If you’ve tried to serve your kids quinoa before, and they didn’t like it- don’t give up! It’s actually taken me several times to make it taste good. The first few times, none of us liked it! It just takes some practice, so here are the tips we’ve learned along the way:
- Soak and Rinse! When you don’t do this step well, your quinoa will absolutely have a bad flavor. Some people say it tastes like soap, or it tastes bitter. I just think it tastes weird. Quinoa should take on the flavor of the foods you cook it with more than anything- and rinsing will help. If your quinoa says “pre-rinsed”, rinse it anyway! Use a mesh lined strainer to not lose any seeds.
- Don’t overcook or under cook! Your appliances or stove top may be different than mine, so experiment till you get it right. I find on the stove top, I can never get it just right, but in a pressure cooker or rice cooker, it’s much easier! For a pressure cooker, I use the high setting, and pressure cook for 2 minutes, and slow release pressure for 10. Quinoa should be fluffy!
- Use the right liquid to quinoa ratio. On the stove top or rice cooker, use 2 cups liquid to 1 cup quinoa. In the slow cooker 3 cups liquid to 1 cup quinoa. Pressure cooker: 1 1/2 cups quinoa to 2 1/4 cups liquid.
- Flavor it up! There are many recipes for quinoa salads and dishes.. the flavor makes everything. Which is why this sweet breakfast is the perfect gateway for those kids on the fence about quinoa!
- Let it sit- after it’s cooked, turn everything off and let it absorb the last of the liquid for about 10 minutes, then fluff with a fork.

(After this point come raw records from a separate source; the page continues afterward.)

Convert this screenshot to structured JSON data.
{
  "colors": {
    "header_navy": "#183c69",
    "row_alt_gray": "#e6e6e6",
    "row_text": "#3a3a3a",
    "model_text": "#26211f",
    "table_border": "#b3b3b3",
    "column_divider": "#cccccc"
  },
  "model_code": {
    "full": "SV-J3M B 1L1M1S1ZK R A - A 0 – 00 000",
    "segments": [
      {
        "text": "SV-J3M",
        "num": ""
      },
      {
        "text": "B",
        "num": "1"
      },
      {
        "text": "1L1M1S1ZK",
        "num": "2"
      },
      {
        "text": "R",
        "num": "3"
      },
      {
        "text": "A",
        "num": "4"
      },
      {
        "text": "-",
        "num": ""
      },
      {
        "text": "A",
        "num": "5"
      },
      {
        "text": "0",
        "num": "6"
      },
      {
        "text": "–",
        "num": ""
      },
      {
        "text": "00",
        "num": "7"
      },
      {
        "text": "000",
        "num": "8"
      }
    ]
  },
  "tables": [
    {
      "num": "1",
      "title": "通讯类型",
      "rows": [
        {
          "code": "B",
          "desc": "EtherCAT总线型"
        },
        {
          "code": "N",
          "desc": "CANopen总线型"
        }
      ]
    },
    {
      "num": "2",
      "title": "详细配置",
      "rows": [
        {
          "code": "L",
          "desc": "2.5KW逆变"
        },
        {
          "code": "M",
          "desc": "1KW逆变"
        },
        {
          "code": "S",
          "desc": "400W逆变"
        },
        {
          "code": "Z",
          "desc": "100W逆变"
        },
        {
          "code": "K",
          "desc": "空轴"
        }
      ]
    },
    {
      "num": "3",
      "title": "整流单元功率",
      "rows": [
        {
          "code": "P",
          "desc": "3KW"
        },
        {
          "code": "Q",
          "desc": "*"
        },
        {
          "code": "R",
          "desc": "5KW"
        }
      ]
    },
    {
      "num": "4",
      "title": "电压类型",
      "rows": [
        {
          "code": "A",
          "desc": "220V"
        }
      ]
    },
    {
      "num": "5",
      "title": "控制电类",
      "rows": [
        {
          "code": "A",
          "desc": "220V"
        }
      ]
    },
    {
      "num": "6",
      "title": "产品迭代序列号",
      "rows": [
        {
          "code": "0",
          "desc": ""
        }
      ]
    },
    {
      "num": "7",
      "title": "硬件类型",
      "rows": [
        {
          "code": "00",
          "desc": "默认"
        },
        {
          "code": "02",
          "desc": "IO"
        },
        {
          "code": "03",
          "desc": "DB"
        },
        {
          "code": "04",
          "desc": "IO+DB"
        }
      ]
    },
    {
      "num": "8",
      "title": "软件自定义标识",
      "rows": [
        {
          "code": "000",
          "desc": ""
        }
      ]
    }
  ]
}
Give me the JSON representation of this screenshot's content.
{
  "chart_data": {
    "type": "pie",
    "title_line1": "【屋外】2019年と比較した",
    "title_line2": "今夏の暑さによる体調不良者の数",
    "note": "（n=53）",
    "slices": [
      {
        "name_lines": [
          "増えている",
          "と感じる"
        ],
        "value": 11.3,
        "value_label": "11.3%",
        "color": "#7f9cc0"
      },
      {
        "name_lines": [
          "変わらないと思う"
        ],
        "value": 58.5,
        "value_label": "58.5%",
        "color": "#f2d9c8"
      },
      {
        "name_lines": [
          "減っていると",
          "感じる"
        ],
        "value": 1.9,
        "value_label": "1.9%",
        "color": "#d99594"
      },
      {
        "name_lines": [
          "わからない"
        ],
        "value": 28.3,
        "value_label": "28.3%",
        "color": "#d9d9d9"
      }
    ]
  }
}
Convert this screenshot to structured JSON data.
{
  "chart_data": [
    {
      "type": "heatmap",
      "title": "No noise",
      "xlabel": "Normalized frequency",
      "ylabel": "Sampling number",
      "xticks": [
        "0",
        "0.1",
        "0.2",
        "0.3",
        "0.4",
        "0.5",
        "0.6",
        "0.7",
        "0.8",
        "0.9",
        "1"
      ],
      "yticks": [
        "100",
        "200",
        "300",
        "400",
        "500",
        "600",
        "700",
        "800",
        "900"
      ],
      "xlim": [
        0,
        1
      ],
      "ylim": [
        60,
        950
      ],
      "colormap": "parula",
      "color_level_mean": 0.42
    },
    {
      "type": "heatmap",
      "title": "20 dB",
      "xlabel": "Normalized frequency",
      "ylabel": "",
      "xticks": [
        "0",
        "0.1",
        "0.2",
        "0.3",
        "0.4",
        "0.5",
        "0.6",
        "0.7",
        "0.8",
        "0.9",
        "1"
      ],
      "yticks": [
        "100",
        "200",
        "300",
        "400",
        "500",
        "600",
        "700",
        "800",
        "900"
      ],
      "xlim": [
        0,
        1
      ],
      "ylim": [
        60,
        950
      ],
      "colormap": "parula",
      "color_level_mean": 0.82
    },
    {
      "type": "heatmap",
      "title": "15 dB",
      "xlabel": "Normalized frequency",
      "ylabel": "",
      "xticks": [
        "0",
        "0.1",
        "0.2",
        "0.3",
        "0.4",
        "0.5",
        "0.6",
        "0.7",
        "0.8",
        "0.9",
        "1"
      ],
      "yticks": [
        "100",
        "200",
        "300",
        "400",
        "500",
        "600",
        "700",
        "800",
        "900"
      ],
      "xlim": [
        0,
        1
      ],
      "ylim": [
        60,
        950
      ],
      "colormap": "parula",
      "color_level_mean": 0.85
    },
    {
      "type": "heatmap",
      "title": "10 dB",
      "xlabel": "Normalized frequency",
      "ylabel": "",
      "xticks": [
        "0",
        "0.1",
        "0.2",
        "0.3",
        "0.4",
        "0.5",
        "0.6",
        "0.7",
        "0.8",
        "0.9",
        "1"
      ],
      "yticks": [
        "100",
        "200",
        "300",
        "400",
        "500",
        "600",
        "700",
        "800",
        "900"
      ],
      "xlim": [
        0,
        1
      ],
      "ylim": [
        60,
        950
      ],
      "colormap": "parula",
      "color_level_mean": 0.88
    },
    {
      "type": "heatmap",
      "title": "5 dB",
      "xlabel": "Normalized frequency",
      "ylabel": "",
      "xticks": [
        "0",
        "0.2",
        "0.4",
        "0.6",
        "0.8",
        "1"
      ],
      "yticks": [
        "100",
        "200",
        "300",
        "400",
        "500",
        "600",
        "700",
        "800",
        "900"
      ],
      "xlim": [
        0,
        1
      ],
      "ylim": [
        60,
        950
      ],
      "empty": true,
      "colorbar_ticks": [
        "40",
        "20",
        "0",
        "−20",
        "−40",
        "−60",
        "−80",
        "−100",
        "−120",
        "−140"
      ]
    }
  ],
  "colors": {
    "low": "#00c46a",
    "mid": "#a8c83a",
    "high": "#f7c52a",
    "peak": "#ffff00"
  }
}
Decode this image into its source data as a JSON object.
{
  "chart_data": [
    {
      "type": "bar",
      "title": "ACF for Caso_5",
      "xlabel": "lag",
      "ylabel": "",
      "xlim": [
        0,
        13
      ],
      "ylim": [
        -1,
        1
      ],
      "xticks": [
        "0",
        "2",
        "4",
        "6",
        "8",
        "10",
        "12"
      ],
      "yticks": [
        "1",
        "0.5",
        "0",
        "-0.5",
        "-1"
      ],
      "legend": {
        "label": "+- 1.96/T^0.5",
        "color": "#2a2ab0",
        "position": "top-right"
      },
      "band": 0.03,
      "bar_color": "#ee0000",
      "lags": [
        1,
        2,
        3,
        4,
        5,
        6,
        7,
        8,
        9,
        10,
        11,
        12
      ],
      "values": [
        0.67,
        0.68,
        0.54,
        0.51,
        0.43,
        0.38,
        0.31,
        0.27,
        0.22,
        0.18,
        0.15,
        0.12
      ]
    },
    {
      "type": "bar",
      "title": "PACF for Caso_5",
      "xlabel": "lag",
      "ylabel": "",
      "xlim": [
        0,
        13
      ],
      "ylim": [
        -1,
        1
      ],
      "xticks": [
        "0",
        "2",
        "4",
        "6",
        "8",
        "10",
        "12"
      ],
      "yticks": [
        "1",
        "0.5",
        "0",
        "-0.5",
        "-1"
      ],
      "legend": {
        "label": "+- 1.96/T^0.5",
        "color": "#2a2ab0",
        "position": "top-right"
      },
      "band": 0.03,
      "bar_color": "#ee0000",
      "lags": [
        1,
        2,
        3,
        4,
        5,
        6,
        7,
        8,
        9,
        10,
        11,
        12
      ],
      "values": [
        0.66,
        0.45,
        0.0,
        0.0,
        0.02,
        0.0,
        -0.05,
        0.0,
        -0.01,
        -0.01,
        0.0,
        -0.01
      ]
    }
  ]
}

So, on to our Crockpot Breakfast Quinoa! We used
- Coconut water
- quinoa
- dried cranberries
- honey
- vanilla
- sliced almonds
- and coconut
We put it all in the crockpot on low for 4 hours. And that’s it! That’s the beauty of a slow cooker. Throw it all in and walk away. Once it’s cooked, you are ready to eat.

We also have made this with a pressure cooker, and while I love using a crockpot, the quinoa does come out a bit lighter in the pressure cooker (see the color difference between the image above and below? In the pressure cooker, this dish took only 12 minutes~

So, follow the full recipe below and let us know if you try it! Even if you’re kids have been hesitant to try quinoa- definitely give this Coconut Cranberry Crockpot Quinoa Recipe a try!
More Crockpot Recipes:
Coconut Cranberry Crockpot Quinoa
Ingredients
- 3 cup coconut water
- 1 cup quinoa, uncooked
- 1 teaspoon vanilla extract
- 3 teaspoon honey
- 1/8 cup coconut flakes
- 1/8 cup almonds, sliced
- 1/4 cup cranberries, dried
Instructions
- Place all ingredients in a slow cooker and cook on low for 4 hours or on high for 2 hours.